Photo by Chris Evans, University of Illinois,

Glossy buckthorn is a small tree or shrub that can get up to 20 feet tall, and 10 inches in diameter. It has simple, shiny leaves, with 8 or 9 pairs of veins and untoothed margins. The leave pattern is alternate. The bark is a grayish brown color with light splotches or spots on it. If you were to scratch back the bark with a pocket knife the inner bark would be a yellowish-orange color. Despite its name the shrub does not have thorns. The potential for spread is great due to the berries that form from July through September, birds and small mammals enjoy consuming and transporting these berries. The seeds can remain viable in the soil for several years.
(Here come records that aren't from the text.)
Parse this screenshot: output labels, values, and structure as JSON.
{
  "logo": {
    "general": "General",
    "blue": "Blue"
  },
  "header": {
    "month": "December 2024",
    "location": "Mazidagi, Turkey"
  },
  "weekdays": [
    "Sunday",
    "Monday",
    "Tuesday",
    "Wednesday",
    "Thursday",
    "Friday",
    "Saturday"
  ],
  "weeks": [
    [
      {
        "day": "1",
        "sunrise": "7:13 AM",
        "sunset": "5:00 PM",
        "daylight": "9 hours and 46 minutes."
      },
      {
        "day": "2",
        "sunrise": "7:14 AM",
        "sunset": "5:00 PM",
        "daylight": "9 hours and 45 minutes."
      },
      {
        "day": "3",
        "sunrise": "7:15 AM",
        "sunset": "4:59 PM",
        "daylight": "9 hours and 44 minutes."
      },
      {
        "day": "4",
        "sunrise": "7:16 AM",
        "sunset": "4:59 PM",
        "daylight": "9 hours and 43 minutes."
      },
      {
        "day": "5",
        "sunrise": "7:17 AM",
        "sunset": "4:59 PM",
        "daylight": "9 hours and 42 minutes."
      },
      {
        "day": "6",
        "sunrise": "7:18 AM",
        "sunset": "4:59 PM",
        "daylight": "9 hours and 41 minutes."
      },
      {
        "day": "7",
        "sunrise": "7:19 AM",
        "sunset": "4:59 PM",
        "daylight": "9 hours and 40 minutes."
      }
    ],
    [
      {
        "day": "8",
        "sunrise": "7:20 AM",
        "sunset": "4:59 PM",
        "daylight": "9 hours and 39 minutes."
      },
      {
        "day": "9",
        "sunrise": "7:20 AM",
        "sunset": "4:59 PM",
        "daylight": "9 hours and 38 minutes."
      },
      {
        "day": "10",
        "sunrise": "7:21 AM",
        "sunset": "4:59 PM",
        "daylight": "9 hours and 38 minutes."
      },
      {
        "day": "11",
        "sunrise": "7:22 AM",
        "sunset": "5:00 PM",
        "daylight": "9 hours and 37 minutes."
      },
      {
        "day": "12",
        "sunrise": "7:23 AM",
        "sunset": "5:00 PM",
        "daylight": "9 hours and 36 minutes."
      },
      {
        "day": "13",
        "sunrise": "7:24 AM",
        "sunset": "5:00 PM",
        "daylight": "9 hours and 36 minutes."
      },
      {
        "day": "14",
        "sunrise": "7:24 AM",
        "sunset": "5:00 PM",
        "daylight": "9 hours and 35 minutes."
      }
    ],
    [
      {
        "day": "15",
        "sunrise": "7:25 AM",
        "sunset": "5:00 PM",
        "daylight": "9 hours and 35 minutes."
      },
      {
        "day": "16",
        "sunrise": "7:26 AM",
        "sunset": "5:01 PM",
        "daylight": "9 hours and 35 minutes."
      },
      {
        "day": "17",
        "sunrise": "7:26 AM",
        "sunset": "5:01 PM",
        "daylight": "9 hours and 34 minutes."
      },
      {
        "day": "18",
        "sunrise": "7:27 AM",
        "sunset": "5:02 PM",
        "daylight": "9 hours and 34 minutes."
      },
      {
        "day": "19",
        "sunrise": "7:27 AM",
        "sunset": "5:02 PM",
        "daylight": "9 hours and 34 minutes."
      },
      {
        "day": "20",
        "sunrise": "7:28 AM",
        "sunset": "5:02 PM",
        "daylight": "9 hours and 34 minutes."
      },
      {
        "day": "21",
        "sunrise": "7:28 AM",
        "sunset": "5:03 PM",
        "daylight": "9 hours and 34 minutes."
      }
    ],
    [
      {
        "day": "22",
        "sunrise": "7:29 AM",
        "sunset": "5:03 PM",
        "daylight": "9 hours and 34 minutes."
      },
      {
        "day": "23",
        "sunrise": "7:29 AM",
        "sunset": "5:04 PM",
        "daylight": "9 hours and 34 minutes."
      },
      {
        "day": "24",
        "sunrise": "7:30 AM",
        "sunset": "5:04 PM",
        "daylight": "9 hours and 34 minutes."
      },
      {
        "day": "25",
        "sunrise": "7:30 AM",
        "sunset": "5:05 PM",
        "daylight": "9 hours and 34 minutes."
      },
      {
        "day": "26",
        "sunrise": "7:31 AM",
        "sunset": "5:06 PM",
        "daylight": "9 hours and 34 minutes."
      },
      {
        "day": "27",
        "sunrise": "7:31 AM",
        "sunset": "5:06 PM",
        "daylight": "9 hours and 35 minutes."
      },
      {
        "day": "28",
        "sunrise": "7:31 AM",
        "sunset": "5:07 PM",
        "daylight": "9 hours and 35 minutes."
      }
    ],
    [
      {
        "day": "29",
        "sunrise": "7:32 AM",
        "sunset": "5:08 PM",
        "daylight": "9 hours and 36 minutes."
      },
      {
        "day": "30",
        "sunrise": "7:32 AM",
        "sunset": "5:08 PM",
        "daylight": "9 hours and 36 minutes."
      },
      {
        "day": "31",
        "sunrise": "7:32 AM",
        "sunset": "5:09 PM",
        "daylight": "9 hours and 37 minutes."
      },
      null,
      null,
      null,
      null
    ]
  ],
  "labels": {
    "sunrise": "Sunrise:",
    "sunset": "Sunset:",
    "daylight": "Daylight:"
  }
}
Controlling this species is up to what the landowner prefers. Cutting or mowing mature glossy buckthorn shrubs stimulates resprouting unless the cut surfaces are treated with herbicide. Mowing may be helpful in maintaining open areas by preventing the establishment of the buckthorn seedlings. In most cases, effective control of glossy buckthorn requires the use of herbicide. Factors that should be considered when selecting an herbicide for use on a particular site include proximity to water or wetlands, presence or absence of desirable native vegetation, potential for erosion and the effectiveness of the herbicide under consideration on glossy buckthorn. Fall treatment reduces impact of any desired native plants because glossy buckthorn remains green much later than many native species.